À la suite de sa rencontre avec Shams, Rûmî et lui ne se quittent plus pendant seize mois. Shams était un personnage qu’on appellerait aujourd’hui transgressif par rapport au dogme religieux. Il détourna Rûmî des études courantes et des formes de piété approuvées par l’ordre social et les pratiques, et lui donna accès à la musique des sphères, à la contemplation de l’invisible et surtout à l’expérience de la théophanie : pour Rûmi, Shams était une manifestation de Dieu et le moteur de l’élévation à l’amour divin. Ainsi, dans la formation de Rûmî, son père Bahâ al-Dîn, son maître Burhân al-Dîn et son bien-aimé Shams, semblent avoir correspondu aux trois étapes d’un cheminement spirituel : le premier l’instruisit dans les sciences religieuses (étape de la Sharî‘a), le second lui ouvrit les portes du soufisme (Tarîqa), le troisième lui dévoila la Vérité (Haqîqa), c’est-à-dire Dieu.
Tous les poèmes de Rûmî reflètent la quête et l’expérience de l’amour divin. Il écrit dans ses odes mystiques (2) :

L'amour est l'ordre universel, 
Nous sommes un atome ; 
Il est l'océan, nous sommes une goutte. 

Et encore : 
L’amour est un océan infini, dont les cieux ne sont qu’un flocon d’écume. 
Sache que ce sont les vagues de l’Amour, qui font tourner la roue des cieux.  (3).

L'amour ardent de Mawlânâ pour Shams le poussa à négliger ses disciples et sa famille. Ceux-ci jaloux, poussèrent Shams à l’exil, puis après un bref retour, celui-ci disparut définitivement de façon mystérieuse.

Après son départ, Mawlânâ devint plus extatique, exprimant son amour de Dieu et sa joie par la poésie, la musique et la danse (samâ‘) le concert spirituel qu’il instaura comme manifestation spontanée de l’émotion, à tel point que même son fils le jugea immodéré et retrouvant en lui le Shams perdu. Il nous le décrit ainsi :

Jamais il ne cessait un instant d’écouter la musique et de danser
Il ne se reposait ni jour, ni nuit
Il avait été un savant : il devint un poète
Il avait été un ascète : il devint enivré d’amour,
Non du vin du raisin : l’âme illuminée ne boit que le vin de la Lumière.
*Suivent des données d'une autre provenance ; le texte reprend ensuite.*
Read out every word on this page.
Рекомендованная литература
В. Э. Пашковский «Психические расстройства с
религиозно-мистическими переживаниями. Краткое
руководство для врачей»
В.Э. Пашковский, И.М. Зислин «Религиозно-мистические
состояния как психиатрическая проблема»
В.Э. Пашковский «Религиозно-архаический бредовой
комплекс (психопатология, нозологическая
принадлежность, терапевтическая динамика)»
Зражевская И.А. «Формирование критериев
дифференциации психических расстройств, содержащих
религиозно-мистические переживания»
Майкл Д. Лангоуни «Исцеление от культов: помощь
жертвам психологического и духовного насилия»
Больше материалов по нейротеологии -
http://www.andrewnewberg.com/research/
En fait le maître extérieur et le maître intérieur ne faisaient plus qu’un.
À sa mort, Rûmi laissa une œuvre écrite considérable de plus de 60 000 vers, une communauté de soufis derviches tourneurs qui porte son nom (Mawlawis) et l’image d’un homme que l’amour brûla tout entier. Aujourd’hui, son mausolée à Konya continue d’attirer des visiteurs du monde entier. Chaque 17 décembre on y célèbre la commémoration de sa mort sous le nom de « Nuit de noces » non seulement comme un moment de deuil, mais comme la réunion mystique de l’âme avec le divin après la mort. Les festivités rassemblent des personnes de différentes cultures, religions et régions pour honorer les valeurs de paix, d’amour universel et de transcendance spirituelle que Rûmî a exprimé dans ses poèmes et dans sa vie.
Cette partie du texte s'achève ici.